In respect of the High Court’s power to grant a BLO there are a number of issues to be aware of:

  • Firstly, the High Court is empowered to grant a BLO against bodies corporate that are associated with the original body corporate. This is an extremely wide power and is intended to largely circumvent the mechanisms that many companies have traditionally used to insulate themselves from risk (i.e. the use of SPVs etc.) and it should be noted that a BLO may be made in respect of a liability of company that has been dissolved and continues to have effect even if the company is dissolved after the making of a BLO. However, a BLO can only be made against a body corporate and, as such, it does not appear that a BLO can be made against a partnership and/or an individual.
  • Secondly, the High Court may make a BLO where it considers that it is “just and equitable” to do so. As with RCOs, this is not a defined term and no guidance has been provided to clarify what this means. Accordingly, it is not clear how the High Court will apply this test and until such time as the first BLO is made by the High Court, there is no clarity as to the circumstances when a BLO will be granted or against whom.
  • Thirdly, a BLO may be granted in circumstances where a relevant liability has accrued under the DPA or the BA or as a result of a building safety risk. It is important to note that a relevant liability is not limited to building safety risks in higher-risk buildings and that there is no restriction on the types of buildings which may be the subject of a BLO.
  • Finally, the BSA significantly extends the limitation period for liabilities arising under the DPA and the BA, with limitation for prospective claims under the DPA and s.38 of the BA extended to 15 years and, in relation to retrospective claims under the DPA, limitation is extended to 30 years from the date that the BSA came into force. Accordingly, BLOs may be made in respect of liabilities where previously limitation would have provided a defendant with a complete defence to any claim and potential defendants may now be obliged to revisit any provisions that they may have made in respect of historic claims.

Burges Salmon Comment

The ability to apply to the FFT for an RO and/or RCO, or to seek a BLO in a claim before the High Court, provides an injured party with new, and potentially very powerful, alternative routes to seek financial redress and/or to secure the remediation of building safety defects, and any other defects, in their properties.

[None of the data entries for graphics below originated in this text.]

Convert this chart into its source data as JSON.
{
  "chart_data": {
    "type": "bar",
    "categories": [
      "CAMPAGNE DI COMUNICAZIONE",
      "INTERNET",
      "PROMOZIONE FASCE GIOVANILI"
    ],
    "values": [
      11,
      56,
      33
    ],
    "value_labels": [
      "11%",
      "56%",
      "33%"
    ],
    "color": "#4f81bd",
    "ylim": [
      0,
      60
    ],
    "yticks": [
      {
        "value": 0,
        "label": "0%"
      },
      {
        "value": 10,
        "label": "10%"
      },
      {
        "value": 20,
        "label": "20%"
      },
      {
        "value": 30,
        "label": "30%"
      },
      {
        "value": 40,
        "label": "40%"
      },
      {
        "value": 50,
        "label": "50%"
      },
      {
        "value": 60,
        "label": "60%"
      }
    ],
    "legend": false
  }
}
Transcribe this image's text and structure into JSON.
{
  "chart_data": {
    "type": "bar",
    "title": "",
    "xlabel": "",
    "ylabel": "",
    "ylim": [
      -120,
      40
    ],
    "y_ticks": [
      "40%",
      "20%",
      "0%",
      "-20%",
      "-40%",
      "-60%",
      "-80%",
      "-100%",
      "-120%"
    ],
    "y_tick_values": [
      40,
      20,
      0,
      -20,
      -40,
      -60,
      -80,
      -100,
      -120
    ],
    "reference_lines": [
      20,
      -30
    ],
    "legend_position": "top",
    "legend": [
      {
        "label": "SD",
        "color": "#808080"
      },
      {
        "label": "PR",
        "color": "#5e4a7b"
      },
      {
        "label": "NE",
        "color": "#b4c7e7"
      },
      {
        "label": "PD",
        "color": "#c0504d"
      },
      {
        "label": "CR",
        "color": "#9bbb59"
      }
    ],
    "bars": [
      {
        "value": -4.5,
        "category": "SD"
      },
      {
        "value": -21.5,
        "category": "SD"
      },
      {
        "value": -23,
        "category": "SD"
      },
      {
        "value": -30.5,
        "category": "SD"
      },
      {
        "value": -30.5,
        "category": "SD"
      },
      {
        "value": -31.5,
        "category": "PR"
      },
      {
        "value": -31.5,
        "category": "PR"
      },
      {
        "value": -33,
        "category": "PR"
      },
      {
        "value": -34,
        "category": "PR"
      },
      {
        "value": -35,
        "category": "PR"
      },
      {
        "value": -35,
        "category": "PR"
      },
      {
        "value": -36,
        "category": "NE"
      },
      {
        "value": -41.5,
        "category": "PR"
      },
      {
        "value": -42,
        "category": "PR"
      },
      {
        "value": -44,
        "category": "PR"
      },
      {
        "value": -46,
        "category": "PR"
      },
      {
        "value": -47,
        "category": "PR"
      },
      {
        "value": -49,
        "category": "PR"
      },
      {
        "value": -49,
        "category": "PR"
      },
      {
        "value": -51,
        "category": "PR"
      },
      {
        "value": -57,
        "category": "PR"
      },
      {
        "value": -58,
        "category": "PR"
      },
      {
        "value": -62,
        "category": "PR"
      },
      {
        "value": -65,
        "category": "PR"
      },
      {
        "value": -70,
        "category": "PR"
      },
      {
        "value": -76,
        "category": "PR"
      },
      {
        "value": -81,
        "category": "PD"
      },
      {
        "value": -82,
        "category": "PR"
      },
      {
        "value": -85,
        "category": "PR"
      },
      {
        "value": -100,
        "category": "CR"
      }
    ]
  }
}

The full significance of these new powers will only become apparent over time and will depend on how the FFT and the High Court exercise their discretion to determine when to make an RO, RCO and/or BLO and will largely depend on the judicial interpretation of the when it is “just and equitable” to make an order. In applying the “just and equitable” test the FFT and the High Court will need to carefully balance the commercial interests of developers and the wider construction industry against the interests of homeowners and the wider public interest in ensuring building safety.

However, given the significant breadth of these new powers, including the ability of the FFT and the High Court to pierce the corporate veil and make orders against associated commercial entities and the extended limitation periods within which claims may be brought, these new remedies are likely to be of significant concern for those who own and/or are involved in the development of residential buildings where building safety defects are identified. Indeed, the Royal Institute of British Architects has expressed“serious concern” about these new remedies and has warned of the potential adverse impact that they may have on the professional indemnity insurance market affecting the construction industry’s output and future risk appetite.